How do they ensure their ethics?

ASKET maintains ethics through fair labor practices, responsible sourcing, and a commitment to transparency in their supply chain. In 2022, their average traceability score across their entire collection was 96.0%

🤝

Are they part of any giving-back programs?

ASKET is not known to be part of any giving-back programs. 

🛍️

What is their product range?

  • Best for: high-quality, essential, versatile wardrobe pieces 
  • Product range: tops, sweaters, pants, chinos, jackets, coats, socks, underwear
  • Price range: $$$ 
  • Size range: XS–XXL
6

Girlfriend Collective: Essential and Timeless Activewear Made Out of Recycled Materials

Logo for Girlfriend Collective

 

Screenshot of the girlfriend collective front page

We make everything locally in small batches to make sure we don’t have a negative impact on the environment.”

Girlfriend Collective 

🌎

How do they ensure their sustainability?

Girlfriend Collective’s sustainability efforts start with using recycled and recyclable textile and packing materials. Their clothes are made from recycled materials such as post-consumer water bottles, fishing nets retrieved from the seas, fabric scraps, and other waste. On top of that, their packaging is 100% recycled and recyclable. After their clothes are dyed, all the wastewater is sent to a treatment plant 100 feet away. Treated water that meets safety standards is released into the waterway, while mud dye is donated to a pavement facility to be turned into paving stones. Additionally, they help prevent microfiber release with a branded microfiber filter. Their program “Recycle. Reuse. Regirlfriend.” collects old Girlfriend Collective compressive leggings and upcycles them into new pieces that can be worn again and again, reducing waste while moving toward a more circular fashion model. Lastly, Girlfriend Collective partners with EcoCart to provide a carbon-neutral option for all orders placed on their site to offset the carbon footprint of their products.

🌐

How do they ensure their ethics?

Girlfriend Collective’s facilities are fully certified by Social Accountability International – SA8000. An SA8000 certification guarantees no forced or child labor, safe working conditions, and the right to unionize. They also ensure all workers in their supply chain are paid fair wages and provided with free lunch and guided exercise breaks. 

🤝

Are they part of any giving-back programs?
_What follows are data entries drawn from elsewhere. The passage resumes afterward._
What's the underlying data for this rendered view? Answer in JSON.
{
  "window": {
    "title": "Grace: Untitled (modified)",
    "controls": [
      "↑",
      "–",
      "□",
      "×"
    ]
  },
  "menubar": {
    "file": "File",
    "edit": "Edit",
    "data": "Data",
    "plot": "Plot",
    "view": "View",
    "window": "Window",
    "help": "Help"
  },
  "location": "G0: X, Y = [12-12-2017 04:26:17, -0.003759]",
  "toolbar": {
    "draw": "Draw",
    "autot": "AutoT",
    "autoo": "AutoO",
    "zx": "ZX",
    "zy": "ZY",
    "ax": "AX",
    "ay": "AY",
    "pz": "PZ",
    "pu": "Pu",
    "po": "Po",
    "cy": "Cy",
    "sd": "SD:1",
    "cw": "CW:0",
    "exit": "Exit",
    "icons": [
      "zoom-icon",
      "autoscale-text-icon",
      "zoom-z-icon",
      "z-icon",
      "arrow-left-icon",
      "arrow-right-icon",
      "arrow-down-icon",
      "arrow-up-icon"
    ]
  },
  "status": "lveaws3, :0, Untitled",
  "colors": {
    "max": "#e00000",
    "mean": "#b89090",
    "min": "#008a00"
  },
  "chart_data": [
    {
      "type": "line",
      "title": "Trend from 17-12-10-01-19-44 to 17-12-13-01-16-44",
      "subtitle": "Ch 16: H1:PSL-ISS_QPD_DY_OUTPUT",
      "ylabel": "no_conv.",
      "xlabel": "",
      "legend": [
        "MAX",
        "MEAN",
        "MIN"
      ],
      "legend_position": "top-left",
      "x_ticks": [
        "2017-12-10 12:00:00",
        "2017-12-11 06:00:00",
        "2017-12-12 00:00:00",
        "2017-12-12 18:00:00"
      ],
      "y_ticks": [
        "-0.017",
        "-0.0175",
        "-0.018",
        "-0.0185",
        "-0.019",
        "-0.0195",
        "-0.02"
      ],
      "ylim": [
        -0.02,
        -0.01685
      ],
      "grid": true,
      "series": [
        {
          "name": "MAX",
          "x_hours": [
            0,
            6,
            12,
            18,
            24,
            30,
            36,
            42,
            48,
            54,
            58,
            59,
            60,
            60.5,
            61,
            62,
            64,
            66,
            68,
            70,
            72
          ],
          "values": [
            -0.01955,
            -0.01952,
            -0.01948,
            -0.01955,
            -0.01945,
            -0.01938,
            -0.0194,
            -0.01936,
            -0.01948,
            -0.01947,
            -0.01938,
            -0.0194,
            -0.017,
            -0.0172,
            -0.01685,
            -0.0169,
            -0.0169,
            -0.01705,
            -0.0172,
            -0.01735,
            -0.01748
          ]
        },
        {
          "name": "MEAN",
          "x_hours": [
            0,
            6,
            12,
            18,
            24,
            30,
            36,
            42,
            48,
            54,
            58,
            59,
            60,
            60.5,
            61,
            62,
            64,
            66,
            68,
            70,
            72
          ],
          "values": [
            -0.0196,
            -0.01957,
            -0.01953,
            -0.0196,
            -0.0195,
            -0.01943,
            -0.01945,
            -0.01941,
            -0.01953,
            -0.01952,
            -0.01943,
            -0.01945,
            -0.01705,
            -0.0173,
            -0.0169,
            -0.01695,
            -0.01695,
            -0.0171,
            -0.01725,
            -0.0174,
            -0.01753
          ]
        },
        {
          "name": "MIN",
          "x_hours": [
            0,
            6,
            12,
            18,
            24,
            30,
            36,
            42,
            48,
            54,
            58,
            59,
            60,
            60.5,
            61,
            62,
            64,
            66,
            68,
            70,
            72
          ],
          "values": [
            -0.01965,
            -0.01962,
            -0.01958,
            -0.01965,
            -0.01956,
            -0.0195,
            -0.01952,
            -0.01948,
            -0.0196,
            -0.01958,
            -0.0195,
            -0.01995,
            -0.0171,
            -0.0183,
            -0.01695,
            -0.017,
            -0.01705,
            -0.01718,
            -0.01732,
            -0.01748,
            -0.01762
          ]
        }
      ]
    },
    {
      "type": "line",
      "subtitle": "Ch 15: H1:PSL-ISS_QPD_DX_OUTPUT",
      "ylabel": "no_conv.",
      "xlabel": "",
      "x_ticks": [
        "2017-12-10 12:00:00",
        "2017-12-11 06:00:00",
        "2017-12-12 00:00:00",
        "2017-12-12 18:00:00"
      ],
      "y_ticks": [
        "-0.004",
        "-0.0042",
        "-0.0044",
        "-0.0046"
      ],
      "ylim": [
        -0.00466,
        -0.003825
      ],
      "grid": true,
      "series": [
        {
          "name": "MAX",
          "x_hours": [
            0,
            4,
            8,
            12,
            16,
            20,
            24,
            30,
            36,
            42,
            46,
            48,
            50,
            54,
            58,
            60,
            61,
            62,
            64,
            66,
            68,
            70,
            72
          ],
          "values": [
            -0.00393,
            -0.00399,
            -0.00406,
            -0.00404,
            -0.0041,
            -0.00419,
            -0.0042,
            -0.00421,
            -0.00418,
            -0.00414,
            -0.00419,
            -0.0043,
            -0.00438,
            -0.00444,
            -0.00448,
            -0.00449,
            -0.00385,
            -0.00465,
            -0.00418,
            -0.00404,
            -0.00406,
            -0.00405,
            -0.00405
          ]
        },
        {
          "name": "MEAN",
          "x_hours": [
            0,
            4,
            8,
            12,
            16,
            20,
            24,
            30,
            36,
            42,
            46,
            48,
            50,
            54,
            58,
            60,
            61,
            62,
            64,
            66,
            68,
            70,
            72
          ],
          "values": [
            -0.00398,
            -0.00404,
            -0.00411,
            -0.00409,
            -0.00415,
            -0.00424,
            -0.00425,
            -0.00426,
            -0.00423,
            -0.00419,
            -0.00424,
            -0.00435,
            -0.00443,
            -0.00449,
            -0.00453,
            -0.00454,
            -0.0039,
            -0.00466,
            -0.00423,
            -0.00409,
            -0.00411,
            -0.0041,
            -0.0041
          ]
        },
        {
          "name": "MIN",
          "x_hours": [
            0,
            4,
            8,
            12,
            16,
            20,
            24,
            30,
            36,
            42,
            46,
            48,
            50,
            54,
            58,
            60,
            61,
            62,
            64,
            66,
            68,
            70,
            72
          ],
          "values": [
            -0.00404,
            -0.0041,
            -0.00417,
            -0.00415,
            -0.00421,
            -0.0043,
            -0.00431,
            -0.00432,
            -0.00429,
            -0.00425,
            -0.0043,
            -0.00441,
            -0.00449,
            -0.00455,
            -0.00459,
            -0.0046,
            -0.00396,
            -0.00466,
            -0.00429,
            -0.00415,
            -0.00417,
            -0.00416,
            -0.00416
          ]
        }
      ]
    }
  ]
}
Girlfriend Collective is not known to be part of any giving-back programs. 

🛍️

What is their product range?

  • Best for: womenswear
  • Product range: dresses, hoodies, sweatshirts, activewear, sportswear, maternitywear, tops, blouses, T-shirts, stockings, tights, shorts, lingerie, plus-size
  • Price range: $$$ 
  • Size range: XS–XL
7

Vitamin A: Swimwear and Beachwear Made Sustainably With Recycled Nylon 

Logo for Vitamin A
Screenshot of the Vitamin A front page

“We focus on the intersection of flawless fit, high quality, continuous innovation, and elegant designs… Every one of our pieces is designed by women, for women.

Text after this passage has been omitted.